— Знаешь, что я тебе скажу, Генри?
— Ну?
— Ни ты, ни я не относимся к потерянному поколению.
— Это почему, Шевцов?
— Потому что мы мыслим иначе. Ты прав относительно иллюзий. Есть сорт опасных заблуждений, есть иррациональный страх перед призраками былого, есть обыкновенная беспомощность перед теми, кто делает бизнес на обломках великой трагедии. Или, может быть, ты считаешь, что они изменят судьбы наций, возродят какие-то ценности, очистят мир от порожденных войной фобий?
— Нет, конечно… — фыркнул Генри, по-прежнему глядя за окно.
— Тогда кто?
— Ну, не знаю… — Он повернул голову, посмотрев на Семена. — Только не пытайся внушить мне свои идеалы, ладно? По-моему, у нас проблемы, забыл?
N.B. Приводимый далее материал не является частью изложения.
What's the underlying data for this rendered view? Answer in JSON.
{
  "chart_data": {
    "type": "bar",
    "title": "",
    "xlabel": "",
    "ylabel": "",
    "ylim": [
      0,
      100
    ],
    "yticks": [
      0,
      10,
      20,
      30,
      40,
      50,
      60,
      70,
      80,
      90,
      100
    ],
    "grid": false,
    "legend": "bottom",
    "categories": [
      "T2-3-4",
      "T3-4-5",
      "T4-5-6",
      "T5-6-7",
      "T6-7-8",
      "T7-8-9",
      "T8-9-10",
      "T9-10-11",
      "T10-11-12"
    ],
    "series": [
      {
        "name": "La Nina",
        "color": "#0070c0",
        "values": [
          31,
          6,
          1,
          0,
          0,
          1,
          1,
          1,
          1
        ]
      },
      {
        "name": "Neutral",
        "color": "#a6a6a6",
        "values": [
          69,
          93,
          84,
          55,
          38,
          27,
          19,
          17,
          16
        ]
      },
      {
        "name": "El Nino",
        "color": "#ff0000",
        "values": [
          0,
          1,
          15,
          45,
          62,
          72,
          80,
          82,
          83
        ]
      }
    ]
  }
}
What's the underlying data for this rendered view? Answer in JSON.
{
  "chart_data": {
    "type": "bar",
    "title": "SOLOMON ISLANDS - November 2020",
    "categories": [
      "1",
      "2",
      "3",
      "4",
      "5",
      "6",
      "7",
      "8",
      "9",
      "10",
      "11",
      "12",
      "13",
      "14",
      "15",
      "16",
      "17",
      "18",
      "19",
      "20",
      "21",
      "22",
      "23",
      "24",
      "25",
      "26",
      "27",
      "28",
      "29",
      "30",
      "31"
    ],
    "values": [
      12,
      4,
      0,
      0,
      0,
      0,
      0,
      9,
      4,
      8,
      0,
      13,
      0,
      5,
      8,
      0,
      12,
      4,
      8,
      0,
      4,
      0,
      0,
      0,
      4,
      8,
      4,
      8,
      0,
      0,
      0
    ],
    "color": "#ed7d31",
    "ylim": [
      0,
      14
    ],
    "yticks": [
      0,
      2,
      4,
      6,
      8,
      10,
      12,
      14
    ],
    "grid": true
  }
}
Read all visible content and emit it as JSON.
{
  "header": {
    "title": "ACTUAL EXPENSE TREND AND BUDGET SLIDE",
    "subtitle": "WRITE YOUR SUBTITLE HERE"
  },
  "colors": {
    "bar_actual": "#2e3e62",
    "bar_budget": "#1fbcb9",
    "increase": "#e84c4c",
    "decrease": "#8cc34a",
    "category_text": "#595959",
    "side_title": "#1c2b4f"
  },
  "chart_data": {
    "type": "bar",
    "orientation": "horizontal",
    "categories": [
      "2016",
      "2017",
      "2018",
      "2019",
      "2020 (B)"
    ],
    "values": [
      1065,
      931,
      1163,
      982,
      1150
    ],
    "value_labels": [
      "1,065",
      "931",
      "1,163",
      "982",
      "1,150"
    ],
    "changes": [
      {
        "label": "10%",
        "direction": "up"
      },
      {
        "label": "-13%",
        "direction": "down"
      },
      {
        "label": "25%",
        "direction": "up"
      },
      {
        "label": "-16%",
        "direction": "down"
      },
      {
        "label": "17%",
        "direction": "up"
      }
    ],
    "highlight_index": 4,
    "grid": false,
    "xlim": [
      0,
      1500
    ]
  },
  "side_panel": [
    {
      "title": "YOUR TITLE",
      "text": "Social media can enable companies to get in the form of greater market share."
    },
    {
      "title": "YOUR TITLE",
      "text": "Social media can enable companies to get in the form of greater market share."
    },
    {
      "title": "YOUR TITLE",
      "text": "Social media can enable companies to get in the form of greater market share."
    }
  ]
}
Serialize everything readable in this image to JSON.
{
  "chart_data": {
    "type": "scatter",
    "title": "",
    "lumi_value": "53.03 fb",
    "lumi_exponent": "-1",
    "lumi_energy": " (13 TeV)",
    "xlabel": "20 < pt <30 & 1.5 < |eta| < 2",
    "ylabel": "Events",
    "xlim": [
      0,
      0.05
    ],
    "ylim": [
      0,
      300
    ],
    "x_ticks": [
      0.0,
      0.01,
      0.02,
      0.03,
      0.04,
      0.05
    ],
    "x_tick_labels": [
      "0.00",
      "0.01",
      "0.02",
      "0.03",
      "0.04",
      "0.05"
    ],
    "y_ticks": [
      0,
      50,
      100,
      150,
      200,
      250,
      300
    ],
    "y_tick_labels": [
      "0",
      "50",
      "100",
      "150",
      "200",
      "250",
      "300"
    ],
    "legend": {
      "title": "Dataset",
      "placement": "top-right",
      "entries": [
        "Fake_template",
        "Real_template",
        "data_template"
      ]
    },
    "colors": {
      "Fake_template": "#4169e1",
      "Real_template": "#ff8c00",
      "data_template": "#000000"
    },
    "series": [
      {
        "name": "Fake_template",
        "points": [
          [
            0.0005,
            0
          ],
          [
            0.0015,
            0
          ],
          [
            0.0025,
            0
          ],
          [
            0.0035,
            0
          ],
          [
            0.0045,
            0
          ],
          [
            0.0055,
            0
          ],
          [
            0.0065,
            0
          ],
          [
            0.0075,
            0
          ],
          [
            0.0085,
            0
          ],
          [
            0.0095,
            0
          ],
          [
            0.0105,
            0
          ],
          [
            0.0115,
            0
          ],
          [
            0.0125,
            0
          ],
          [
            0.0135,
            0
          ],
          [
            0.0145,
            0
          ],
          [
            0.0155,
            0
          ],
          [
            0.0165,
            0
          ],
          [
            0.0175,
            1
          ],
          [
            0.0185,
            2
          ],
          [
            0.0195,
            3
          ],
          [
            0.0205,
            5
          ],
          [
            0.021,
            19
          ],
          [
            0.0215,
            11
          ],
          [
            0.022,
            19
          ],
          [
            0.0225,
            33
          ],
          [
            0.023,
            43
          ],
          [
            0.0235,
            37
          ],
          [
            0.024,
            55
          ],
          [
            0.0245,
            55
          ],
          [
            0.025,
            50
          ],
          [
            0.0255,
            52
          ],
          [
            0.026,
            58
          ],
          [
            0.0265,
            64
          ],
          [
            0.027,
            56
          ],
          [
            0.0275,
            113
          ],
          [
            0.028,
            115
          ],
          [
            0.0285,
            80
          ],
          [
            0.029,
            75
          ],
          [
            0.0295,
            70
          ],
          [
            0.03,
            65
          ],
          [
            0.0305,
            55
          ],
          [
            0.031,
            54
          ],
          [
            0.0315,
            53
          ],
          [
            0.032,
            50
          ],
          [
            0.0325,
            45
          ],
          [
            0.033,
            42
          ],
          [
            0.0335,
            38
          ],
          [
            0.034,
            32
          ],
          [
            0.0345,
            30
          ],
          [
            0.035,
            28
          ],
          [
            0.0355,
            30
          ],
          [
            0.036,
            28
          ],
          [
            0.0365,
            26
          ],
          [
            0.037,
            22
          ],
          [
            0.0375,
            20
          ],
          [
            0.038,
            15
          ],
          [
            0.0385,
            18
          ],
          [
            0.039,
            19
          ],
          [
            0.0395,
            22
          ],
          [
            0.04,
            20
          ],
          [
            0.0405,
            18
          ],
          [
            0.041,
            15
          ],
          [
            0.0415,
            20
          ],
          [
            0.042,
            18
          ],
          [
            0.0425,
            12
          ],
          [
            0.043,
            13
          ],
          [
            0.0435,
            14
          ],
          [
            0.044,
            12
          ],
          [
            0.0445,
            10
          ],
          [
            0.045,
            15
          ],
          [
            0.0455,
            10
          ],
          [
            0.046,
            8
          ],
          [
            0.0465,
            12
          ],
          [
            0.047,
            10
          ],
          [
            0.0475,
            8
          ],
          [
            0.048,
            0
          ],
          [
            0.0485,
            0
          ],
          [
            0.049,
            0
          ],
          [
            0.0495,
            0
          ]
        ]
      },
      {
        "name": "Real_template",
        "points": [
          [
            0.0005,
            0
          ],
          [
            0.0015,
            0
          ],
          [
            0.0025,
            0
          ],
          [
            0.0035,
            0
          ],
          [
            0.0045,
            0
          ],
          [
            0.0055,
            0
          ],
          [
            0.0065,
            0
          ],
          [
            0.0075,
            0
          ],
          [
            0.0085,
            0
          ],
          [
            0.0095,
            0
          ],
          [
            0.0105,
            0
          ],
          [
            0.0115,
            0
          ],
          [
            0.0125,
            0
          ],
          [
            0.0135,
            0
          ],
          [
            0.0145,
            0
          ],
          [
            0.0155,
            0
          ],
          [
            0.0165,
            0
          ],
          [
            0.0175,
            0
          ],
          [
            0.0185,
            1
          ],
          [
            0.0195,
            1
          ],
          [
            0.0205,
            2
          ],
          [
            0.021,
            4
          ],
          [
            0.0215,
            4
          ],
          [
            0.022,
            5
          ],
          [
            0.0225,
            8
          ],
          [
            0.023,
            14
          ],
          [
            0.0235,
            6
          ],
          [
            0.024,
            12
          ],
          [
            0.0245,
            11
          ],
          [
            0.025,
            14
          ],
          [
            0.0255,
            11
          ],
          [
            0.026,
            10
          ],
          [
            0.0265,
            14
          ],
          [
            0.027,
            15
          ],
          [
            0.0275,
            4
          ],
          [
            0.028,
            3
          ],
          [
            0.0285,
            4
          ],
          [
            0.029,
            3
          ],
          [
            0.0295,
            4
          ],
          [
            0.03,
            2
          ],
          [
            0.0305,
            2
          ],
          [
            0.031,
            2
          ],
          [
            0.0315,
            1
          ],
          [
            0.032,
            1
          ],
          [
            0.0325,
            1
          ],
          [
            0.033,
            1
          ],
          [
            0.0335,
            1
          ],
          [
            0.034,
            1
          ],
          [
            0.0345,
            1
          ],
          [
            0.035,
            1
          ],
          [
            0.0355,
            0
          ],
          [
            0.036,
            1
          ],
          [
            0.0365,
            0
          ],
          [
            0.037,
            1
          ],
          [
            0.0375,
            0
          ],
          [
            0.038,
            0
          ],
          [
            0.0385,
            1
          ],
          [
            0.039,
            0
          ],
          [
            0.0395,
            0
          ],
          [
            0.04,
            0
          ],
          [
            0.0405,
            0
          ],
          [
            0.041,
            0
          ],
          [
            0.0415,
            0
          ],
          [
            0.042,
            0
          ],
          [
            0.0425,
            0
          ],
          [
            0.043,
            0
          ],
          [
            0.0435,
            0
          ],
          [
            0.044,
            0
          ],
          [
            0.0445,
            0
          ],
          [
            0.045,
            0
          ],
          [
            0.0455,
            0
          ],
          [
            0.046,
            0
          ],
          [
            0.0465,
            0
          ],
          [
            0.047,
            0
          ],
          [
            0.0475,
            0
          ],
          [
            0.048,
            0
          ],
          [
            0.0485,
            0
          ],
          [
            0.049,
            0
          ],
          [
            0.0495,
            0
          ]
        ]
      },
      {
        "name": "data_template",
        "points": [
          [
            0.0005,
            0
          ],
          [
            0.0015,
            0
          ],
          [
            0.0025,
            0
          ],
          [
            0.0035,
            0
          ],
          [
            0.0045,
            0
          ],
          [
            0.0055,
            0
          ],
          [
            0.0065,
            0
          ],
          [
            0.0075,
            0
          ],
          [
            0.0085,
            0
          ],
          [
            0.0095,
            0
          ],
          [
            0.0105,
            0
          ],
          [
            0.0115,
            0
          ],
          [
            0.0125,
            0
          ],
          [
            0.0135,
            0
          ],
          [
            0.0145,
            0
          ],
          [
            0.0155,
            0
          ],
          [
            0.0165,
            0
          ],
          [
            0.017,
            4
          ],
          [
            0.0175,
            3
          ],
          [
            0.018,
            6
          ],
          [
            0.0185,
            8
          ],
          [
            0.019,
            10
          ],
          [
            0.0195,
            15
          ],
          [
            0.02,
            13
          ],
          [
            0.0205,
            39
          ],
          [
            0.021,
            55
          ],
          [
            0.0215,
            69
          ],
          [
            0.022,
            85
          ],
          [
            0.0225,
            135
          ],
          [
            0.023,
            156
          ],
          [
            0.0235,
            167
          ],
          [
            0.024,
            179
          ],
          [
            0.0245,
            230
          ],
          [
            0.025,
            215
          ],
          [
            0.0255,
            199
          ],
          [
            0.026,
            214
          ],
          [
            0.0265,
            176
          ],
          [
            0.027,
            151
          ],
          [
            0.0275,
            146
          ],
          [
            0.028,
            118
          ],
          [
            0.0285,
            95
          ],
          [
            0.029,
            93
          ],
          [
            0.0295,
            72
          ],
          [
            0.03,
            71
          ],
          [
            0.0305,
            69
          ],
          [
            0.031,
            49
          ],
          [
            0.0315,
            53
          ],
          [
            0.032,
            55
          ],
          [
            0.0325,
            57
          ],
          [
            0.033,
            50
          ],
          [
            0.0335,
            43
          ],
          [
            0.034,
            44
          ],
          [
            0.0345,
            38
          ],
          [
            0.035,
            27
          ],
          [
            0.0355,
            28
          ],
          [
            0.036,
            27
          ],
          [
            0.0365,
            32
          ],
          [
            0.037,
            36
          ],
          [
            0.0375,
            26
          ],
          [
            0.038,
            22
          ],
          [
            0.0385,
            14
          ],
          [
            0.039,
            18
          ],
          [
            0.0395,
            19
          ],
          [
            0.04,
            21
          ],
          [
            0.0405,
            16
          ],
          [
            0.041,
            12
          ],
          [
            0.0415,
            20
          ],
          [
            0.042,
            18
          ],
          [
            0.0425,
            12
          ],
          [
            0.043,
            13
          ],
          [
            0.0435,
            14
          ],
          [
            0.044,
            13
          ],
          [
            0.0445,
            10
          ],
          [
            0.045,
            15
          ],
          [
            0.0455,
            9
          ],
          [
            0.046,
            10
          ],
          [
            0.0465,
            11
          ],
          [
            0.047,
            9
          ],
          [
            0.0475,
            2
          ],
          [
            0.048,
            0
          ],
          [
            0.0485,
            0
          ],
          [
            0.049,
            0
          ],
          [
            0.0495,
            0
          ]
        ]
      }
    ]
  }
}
— Нет, не забыл. Но и ты заметь, пожалуйста, один нюанс.
— Какой?
— Мы два врага по историческому определению. Ты должен ненавидеть меня, а я тебя. За моей спиной пять лет несправедливой каторги, у тебя война отняла родителей, кров, так ответь: почему мы сидим вместе, в одном салоне машины, пытаемся решить общую проблему, а не вцепимся друг другу в горло?
Нолан оторопел от такой постановки вопроса.
— Мы влипли в одну и ту же историю, — буркнул он.
— Нет. Это лишь притянутая за уши отговорка.
— Тогда объясни мне, умник…
— Ты сам начал этот разговор. Ты сказал, что давно нет правых и виноватых, — есть глобальные последствия вселенского безумия.